A n advisory panel to Prime Minister Junichiro Koizumi has completed a report calling for a review of Japan’s defense-only security policy. The report, by the Forum on Security and Defense Capability, says Japan should have a “multifunctional, flexible defense force” to meet security threats such as terrorism, missile attacks and organized crime. It also states that “international peace cooperation activities” by the Self-Defense Forces are their primary duty.
Based on this report, the government is to draw up, by the end of November, a new National Defense Program Outline setting guidelines for the next midterm defense-buildup plan. In formulating the new outline, however, the government must pay due respect to the pacifist principles of the Constitution, which renounces the threat or use of force as a means of settling international disputes.
The report begins by stating, correctly, that security in the 21st century acquired a new dimension on Sept. 11, 2001, when attacks by “nonstate terrorists” on U.S. symbols of power debunked the traditional notion that threats to national security came only from states.
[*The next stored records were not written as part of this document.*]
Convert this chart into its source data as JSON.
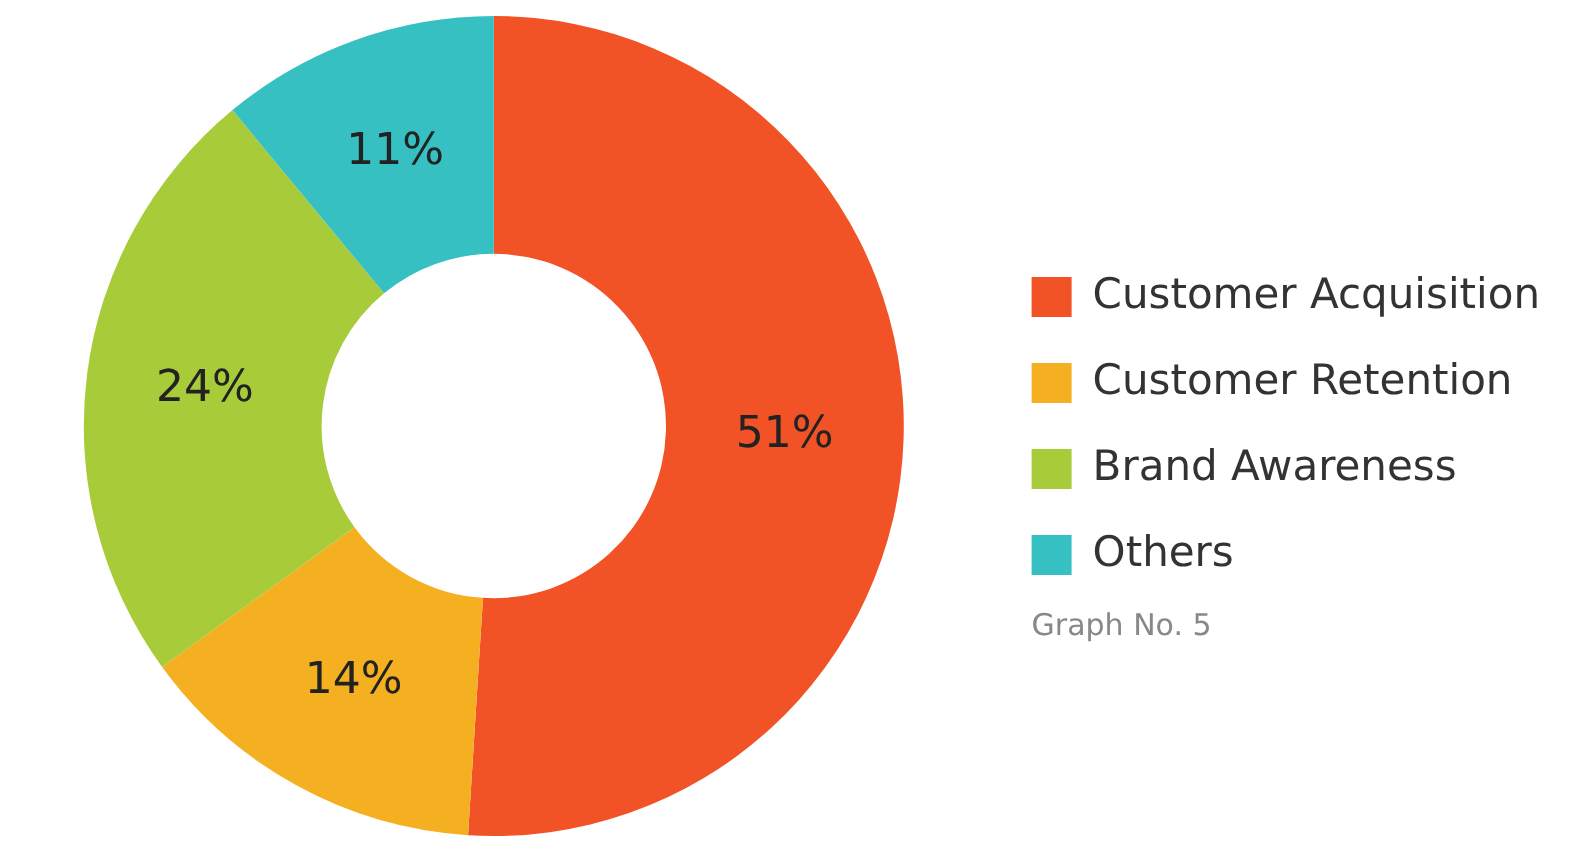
{
  "chart_data": {
    "type": "donut",
    "categories": [
      "Customer Acquisition",
      "Customer Retention",
      "Brand Awareness",
      "Others"
    ],
    "values": [
      51,
      14,
      24,
      11
    ],
    "colors": [
      "#f15326",
      "#f4b020",
      "#a8cb3a",
      "#37c0c2"
    ],
    "value_labels": [
      "51%",
      "14%",
      "24%",
      "11%"
    ],
    "legend": "right",
    "annotations": [
      "Graph No. 5"
    ]
  }
}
In the post-9/11 world, the assumption is that states face serious threats from “nonstate entities” such as terrorist groups.
Still, the report raises deep concerns for two reasons. The first is that it calls for a change to the traditional concept of “basic defense capability,” or maintaining the minimum defense force necessary to counter localized, small-scale attacks. This concept has defined the nation’s security policy since 1976 when the first National Defense Program Outline was adopted.
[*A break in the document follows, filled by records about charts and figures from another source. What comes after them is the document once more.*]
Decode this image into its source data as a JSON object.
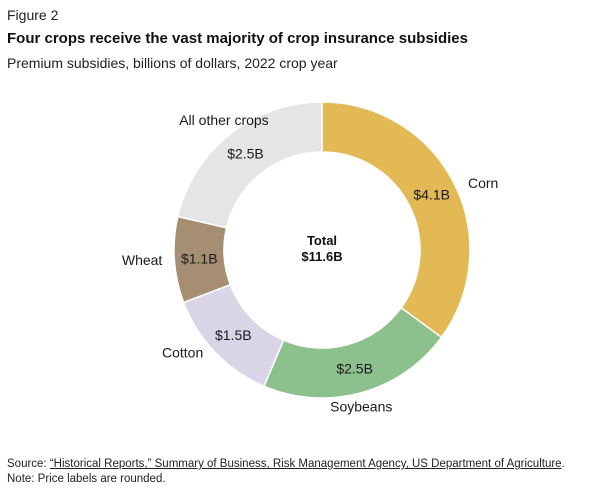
{
  "figure_label": "Figure 2",
  "chart_data": {
    "type": "pie",
    "title": "Four crops receive the vast majority of crop insurance subsidies",
    "subtitle": "Premium subsidies, billions of dollars, 2022 crop year",
    "center_label": {
      "line1": "Total",
      "line2": "$11.6B"
    },
    "slices": [
      {
        "name": "Corn",
        "value": 4.1,
        "label": "$4.1B",
        "color": "#E2B955"
      },
      {
        "name": "Soybeans",
        "value": 2.5,
        "label": "$2.5B",
        "color": "#8CC18E"
      },
      {
        "name": "Cotton",
        "value": 1.5,
        "label": "$1.5B",
        "color": "#D9D4E6"
      },
      {
        "name": "Wheat",
        "value": 1.1,
        "label": "$1.1B",
        "color": "#A68E72"
      },
      {
        "name": "All other crops",
        "value": 2.5,
        "label": "$2.5B",
        "color": "#E5E5E5"
      }
    ]
  },
  "footer": {
    "source_prefix": "Source: ",
    "source_link": "“Historical Reports,” Summary of Business, Risk Management Agency, US Department of Agriculture",
    "source_suffix": ".",
    "note": "Note: Price labels are rounded."
  }
}
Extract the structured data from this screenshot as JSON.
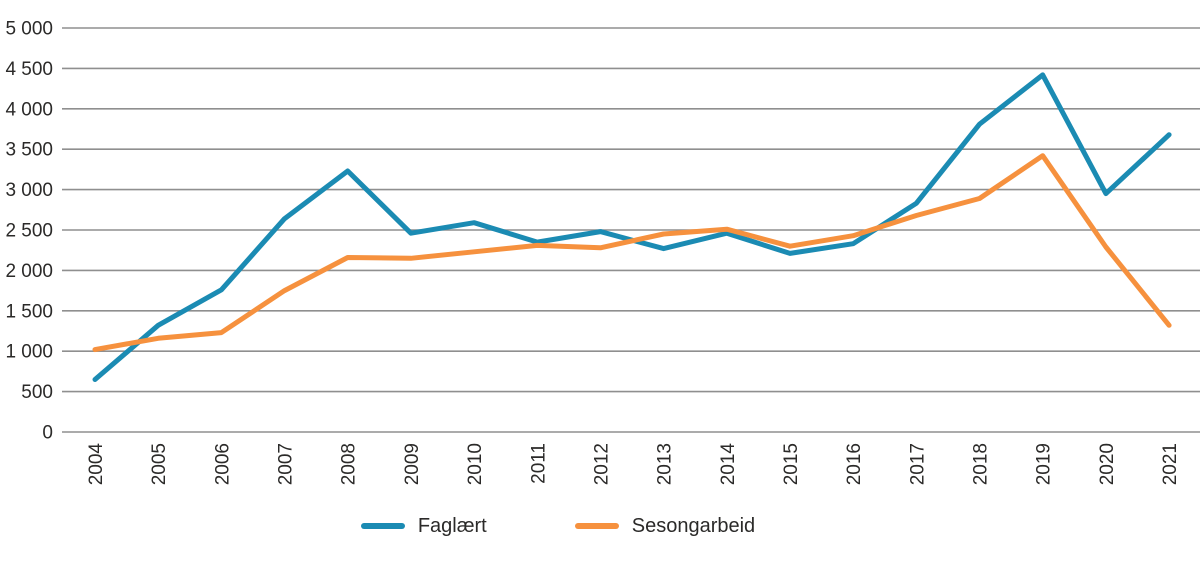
{
  "chart_data": {
    "type": "line",
    "title": "",
    "xlabel": "",
    "ylabel": "",
    "grid": "horizontal",
    "legend_position": "bottom",
    "ylim": [
      0,
      5000
    ],
    "ytick_step": 500,
    "gridline_color": "#8f8f8f",
    "axis_text_color": "#2b2a29",
    "x": [
      "2004",
      "2005",
      "2006",
      "2007",
      "2008",
      "2009",
      "2010",
      "2011",
      "2012",
      "2013",
      "2014",
      "2015",
      "2016",
      "2017",
      "2018",
      "2019",
      "2020",
      "2021"
    ],
    "yticks": [
      {
        "value": 0,
        "label": "0"
      },
      {
        "value": 500,
        "label": "500"
      },
      {
        "value": 1000,
        "label": "1 000"
      },
      {
        "value": 1500,
        "label": "1 500"
      },
      {
        "value": 2000,
        "label": "2 000"
      },
      {
        "value": 2500,
        "label": "2 500"
      },
      {
        "value": 3000,
        "label": "3 000"
      },
      {
        "value": 3500,
        "label": "3 500"
      },
      {
        "value": 4000,
        "label": "4 000"
      },
      {
        "value": 4500,
        "label": "4 500"
      },
      {
        "value": 5000,
        "label": "5 000"
      }
    ],
    "series": [
      {
        "name": "Faglært",
        "color": "#1b8bb3",
        "values": [
          650,
          1320,
          1760,
          2640,
          3230,
          2460,
          2590,
          2350,
          2480,
          2270,
          2460,
          2210,
          2330,
          2830,
          3810,
          4420,
          2950,
          3680
        ]
      },
      {
        "name": "Sesongarbeid",
        "color": "#f6913e",
        "values": [
          1020,
          1160,
          1230,
          1750,
          2160,
          2150,
          2230,
          2310,
          2280,
          2450,
          2510,
          2300,
          2430,
          2680,
          2890,
          3420,
          2290,
          1320
        ]
      }
    ]
  }
}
In other words, the basic idea is that Japan must be prepared for all kinds of security threats. This general but limited approach to national defense has curbed efforts for a major buildup and thus avoided creating unnecessary tensions with neighboring countries. Although the policy of meeting “state threats” was the product of detente in the Cold War era, there seems to be no compelling reason now to abandon it entirely.
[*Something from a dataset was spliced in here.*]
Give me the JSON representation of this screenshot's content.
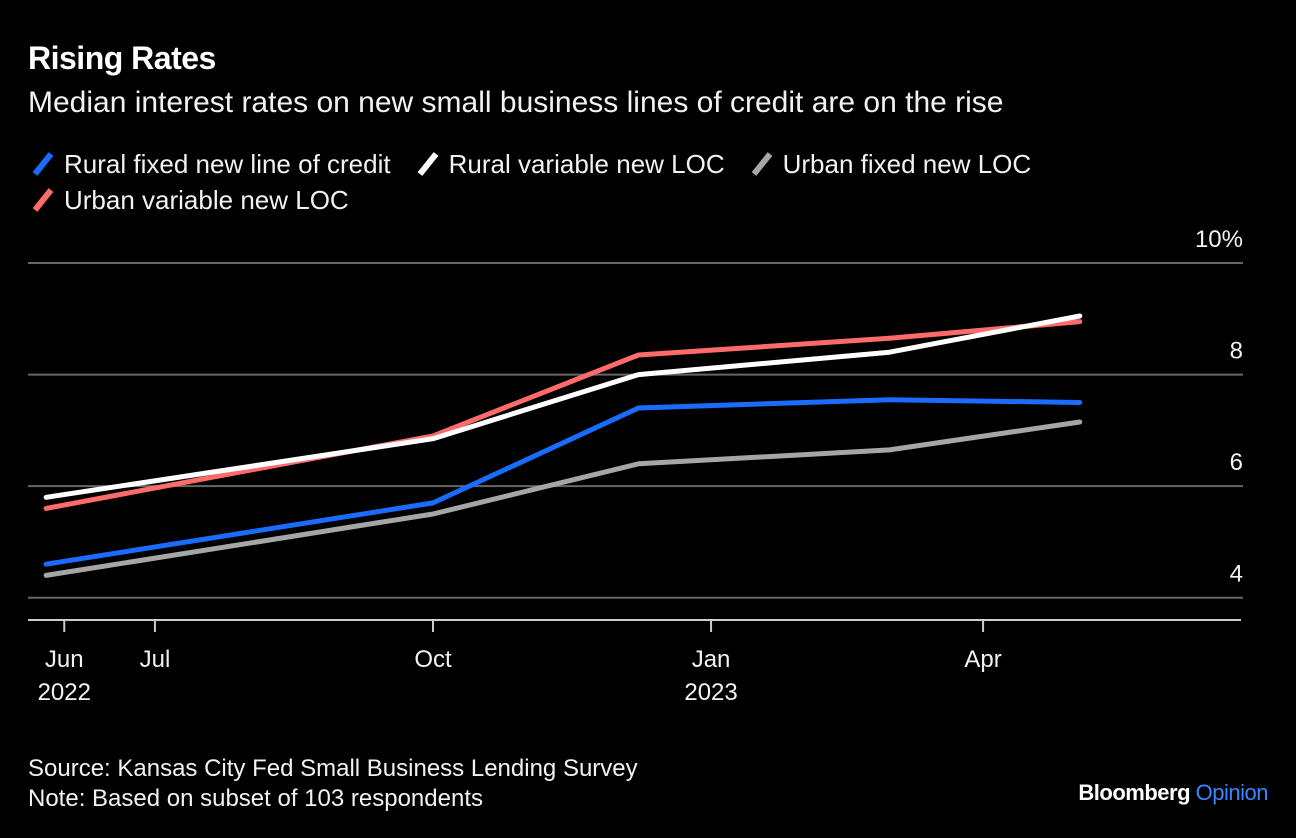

In fact, the report, while playing down the need for the conventional approach, says the concept of basic defense capability should be kept intact wherever it is useful. At the same time, however, it says the SDF should be developed into a “multifunctional, flexible defense force” so that it can deal with a variety of threats, not just threats from sovereign states.
A second cause for concern is that the SDF’s growing international role is emphasized, raising constitutional questions. Participation in U.N. peacekeeping operations and other “peace cooperation activities” is currently defined as auxiliary duty. The report, however, identifies them as a primary duty, saying current ad hoc legislation authorizing SDF dispatches abroad should be made permanent.
Peace cooperation activities have increased both in scale and scope since the early 1990s. The fact remains, though, that the SDF is constitutionally prohibited from using force except for self-defense. For this reason, many Japanese are skeptical about the legality of sending SDF troops on missions that might put them in harm’s way. Yet the report proposes a study of whether to expand the scope of deployment to include policing activities, in addition to humanitarian and reconstruction work, and logistic support.
As might be expected, the common thread running through the report is a policy of bolstering the Japan-U.S. alliance. This is clear from the proposals to ease the arms export ban for promoting a joint missile-defense program and to create a “rapid decision-making mechanism” that will make a Cabinet decision unnecessary for intercepting hostile missiles. Cooperation with America is important, but not unlimited.
In effect, the report endorses the policy being pursued by Mr. Koizumi and his closest ally, U.S. President George W. Bush. The reality on the ground, however, is not encouraging. The world, Japan included, is not safer despite, or rather because of, the military-first U.S. campaign against terrorism. Mr. Koizumi’s staunch support for Bush has caused more anxiety than a sense of security among the Japanese people.
It is reassuring, though, that the report also expresses doubt about the usefulness of military force. In its closing chapter, it says: “Looking at the frequent acts of terrorism, we cannot but feel that there are limits to hard power”; and “It may be difficult to resolve complex ethnic conflicts and religious strifes, as well as various inequalities, through confrontation with force.”
We could not agree more. Indeed, contributing to regional and global stability through “soft power” — diplomatic efforts and economic cooperation in particular — is a fitting goal for Japanese security policy in the 21st century.